Au delà, il y avait probablement un riche système lunaire dont nous ne saurons jamais rien. C’est parce que Triton, un objet de la ceinture de Kuiper capturé, a effacé tout le reste. Par une combinaison d’interactions gravitationnelles, de transfert de moment angulaire et de forces de marée de Neptune, Triton a fini par :
- migrer vers l’intérieur,
- éjecter toutes les lunes extérieures préexistantes de Neptune,
- et a été amené sur une orbite circulaire verrouillée par les marées autour de Neptune.
Le triton, plus que tout autre facteur, rend le système lunaire de Neptune unique parmi les mondes de notre système solaire, mais les implications sont fascinantes.
Lorsque nous mettons tout ce que nous avons appris ensemble, il nous reste une image où les systèmes solaires se forment avec une série de planètes autour d’eux : un mélange de planètes terrestres (rocheuses) et de géantes gazeuses (avec des enveloppes d’hydrogène/hélium).
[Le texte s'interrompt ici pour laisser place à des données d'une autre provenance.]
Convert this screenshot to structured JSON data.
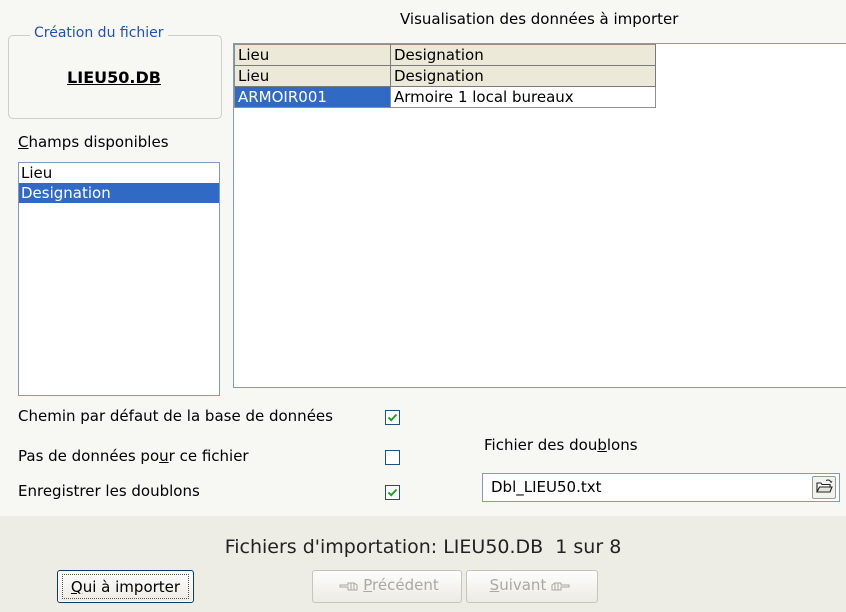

En dehors de la dernière planète qui se forme – le monde de grande masse le plus éloigné qui peut dégager son orbite – une série de corps glacés devrait persister dans un analogue de notre ceinture de Kuiper. Et il se peut que ce soit un événement très probable, peut-être même une fatalité, que l’un des objets les plus massifs soit capturé gravitationnellement, effaçant la majeure partie de tout système de satellites préexistant autour de ce monde.
Neptune est la seule planète de notre système solaire à avoir son système lunaire d’origine perturbé de cette manière. Triton, l’ancien « roi de la ceinture de Kuiper », a été capturé gravitationnellement par elle il y a longtemps, éliminant tous les satellites de Neptune sauf les plus internes dans le processus. Certains d’entre eux existent-ils encore sous forme de centaures ou de comètes à longue période ? Les lunes extérieures de Neptune sont-elles des vestiges de son disque circumplanétaire d’origine ? D’autres lunes attendent-elles d’être découvertes ? Et son système lunaire est-il typique d’une planète ultrapériphérique dans les systèmes exoplanétaires ?
Ce sont toutes des questions ouvertes, les astronomes planétaires attendant des données supplémentaires et des missions inédites pour en avoir le cœur net. En attendant, nous pouvons être sûrs que Triton a détruit le système de satellites préexistant de Neptune. Dans la danse gravitationnelle chaotique de notre système solaire, seuls les survivants restent pour raconter leurs histoires.